Risultato delle votazioni:

È stato assegnato un punteggio secondo questi parametri:

  • Concept o Storytelling: l’originalità dell’idea o la capacità di raccontare una storia
  • Modellazione: qualità e dettaglio della modellazione
  • Materiali e texture: qualità dei materiali e delle texture
  • Illuminazione: qualità dell’illuminazione della scena e del/i soggetto/i
  • Post-processing: complessità e qualità del compositing ed eventuali effetti speciali (VFX)

I punti assegnati si basano sulla seguente metrica:

  • 1 = Insufficiente
  • 2 = Sufficiente
  • 3 = Buono
  • 4 = Ottimo
  • 5 = Eccellente

 

 

 

Akenaton:

Concept/Storytelling = [2,83] (Centrato il concept dell’abbandono della fabbrica, non esprime però una storia in particolare.
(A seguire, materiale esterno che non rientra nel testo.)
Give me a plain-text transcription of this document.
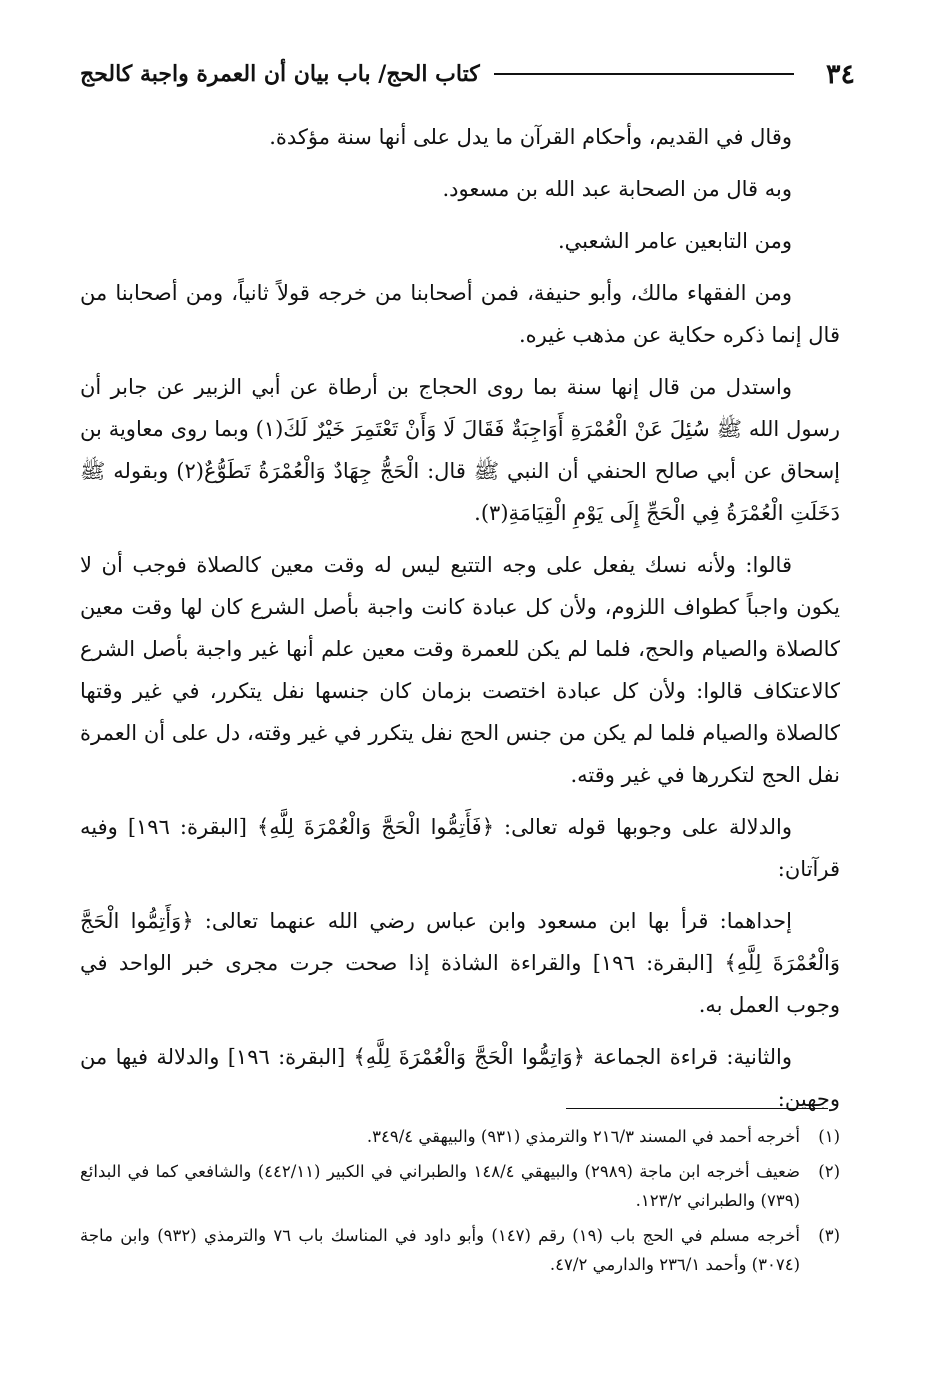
٣٤
كتاب الحج/ باب بيان أن العمرة واجبة كالحج

وقال في القديم، وأحكام القرآن ما يدل على أنها سنة مؤكدة.

وبه قال من الصحابة عبد الله بن مسعود.

ومن التابعين عامر الشعبي.

ومن الفقهاء مالك، وأبو حنيفة، فمن أصحابنا من خرجه قولاً ثانياً، ومن أصحابنا من قال إنما ذكره حكاية عن مذهب غيره.

واستدل من قال إنها سنة بما روى الحجاج بن أرطاة عن أبي الزبير عن جابر أن رسول الله ﷺ سُئِلَ عَنْ الْعُمْرَةِ أَوَاجِبَةٌ فَقَالَ لَا وَأَنْ تَعْتَمِرَ خَيْرٌ لَكَ(١) وبما روى معاوية بن إسحاق عن أبي صالح الحنفي أن النبي ﷺ قال: الْحَجُّ جِهَادٌ وَالْعُمْرَةُ تَطَوُّعٌ(٢) وبقوله ﷺ دَخَلَتِ الْعُمْرَةُ فِي الْحَجِّ إِلَى يَوْمِ الْقِيَامَةِ(٣).

قالوا: ولأنه نسك يفعل على وجه التتبع ليس له وقت معين كالصلاة فوجب أن لا يكون واجباً كطواف اللزوم، ولأن كل عبادة كانت واجبة بأصل الشرع كان لها وقت معين كالصلاة والصيام والحج، فلما لم يكن للعمرة وقت معين علم أنها غير واجبة بأصل الشرع كالاعتكاف قالوا: ولأن كل عبادة اختصت بزمان كان جنسها نفل يتكرر، في غير وقتها كالصلاة والصيام فلما لم يكن من جنس الحج نفل يتكرر في غير وقته، دل على أن العمرة نفل الحج لتكررها في غير وقته.

والدلالة على وجوبها قوله تعالى: ﴿فَأَتِمُّوا الْحَجَّ وَالْعُمْرَةَ لِلَّهِ﴾ [البقرة: ١٩٦] وفيه قرآتان:

إحداهما: قرأ بها ابن مسعود وابن عباس رضي الله عنهما تعالى: ﴿وَأَتِمُّوا الْحَجَّ وَالْعُمْرَةَ لِلَّهِ﴾ [البقرة: ١٩٦] والقراءة الشاذة إذا صحت جرت مجرى خبر الواحد في وجوب العمل به.

والثانية: قراءة الجماعة ﴿وَاتِمُّوا الْحَجَّ وَالْعُمْرَةَ لِلَّهِ﴾ [البقرة: ١٩٦] والدلالة فيها من وجهين:

(١)
أخرجه أحمد في المسند ٢١٦/٣ والترمذي (٩٣١) والبيهقي ٣٤٩/٤.
(٢)
ضعيف أخرجه ابن ماجة (٢٩٨٩) والبيهقي ١٤٨/٤ والطبراني في الكبير (٤٤٢/١١) والشافعي كما في البدائع (٧٣٩) والطبراني ١٢٣/٢.
(٣)
أخرجه مسلم في الحج باب (١٩) رقم (١٤٧) وأبو داود في المناسك باب ٧٦ والترمذي (٩٣٢) وابن ماجة (٣٠٧٤) وأحمد ٢٣٦/١ والدارمي ٤٧/٢.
Anche se artisticamente valido, dal punto realistico l’ambiente presenta elementi poco coerenti tra loro: armadietti su un ripiano senza senso, bidoni con simbolo “radiazioni” in una scena che non sembra per nulla una ex centrale atomica e dove nessuno si sognerebbe di farci dei graffiti)
Modellazione = [3] (Appropriati il modello della “caldaia” e gli altri elementi, anche quelli sculptati e i detriti per terra, però forse si poteva ridurre i loops dei tubi, dato che non sembra ci siano elementi rilevanti risultanti che giustifichino quelle densità incongruenti; infatti in primo piano dovevano essere maggiormente curati e meno in lontananza. Alcuni elementi dovevano essere più rovinati in quanto troppo per fetti per essere abbandonati. Alcuni elementi sproporzionati come i bulloni esageratamente grandi per quella specie di motore)
Materiali e texture = [3,83] (Ben fatta la maggior parte dei materiali, ma non convincono quello del tubo sopra la caldaia, “plasticoso” ma con ruggine .. forse aveva bisogno di un’ulteriore texture di fondo che sporcasse. Una sola ragnatela e troppo evidente. Murales con il nome dell’autore e del contest troppo lisci rispetto alla rugosità del muro. Anche per le textures alcuni particolari in primo piano dovevano essere maggiormente curati. Le sbarre del motore sembrano nuove rispetto al resto. Si salva qualche metallo, il resto manca di spicco)
Illuminazione = [3,33] (Appropriata. Belle le ombre delle sbarre sulla sinistra che danno un tocco di realismo in più. Consigli:Si sarebbe potuto aumentare la luminosità, saturando le parti al sole per dare quella sensazione di freschezza delle zone in ombra, da curare maggiormente)
Post-Processing = [2,33] (Non particolarmente rilevante. Consiglio: avresti potuto mascherare qualche brutta texture, con un buon color correction, focalizzando lo spettatore sul lato artistico dell’immagine piuttosto che sulla tecnica)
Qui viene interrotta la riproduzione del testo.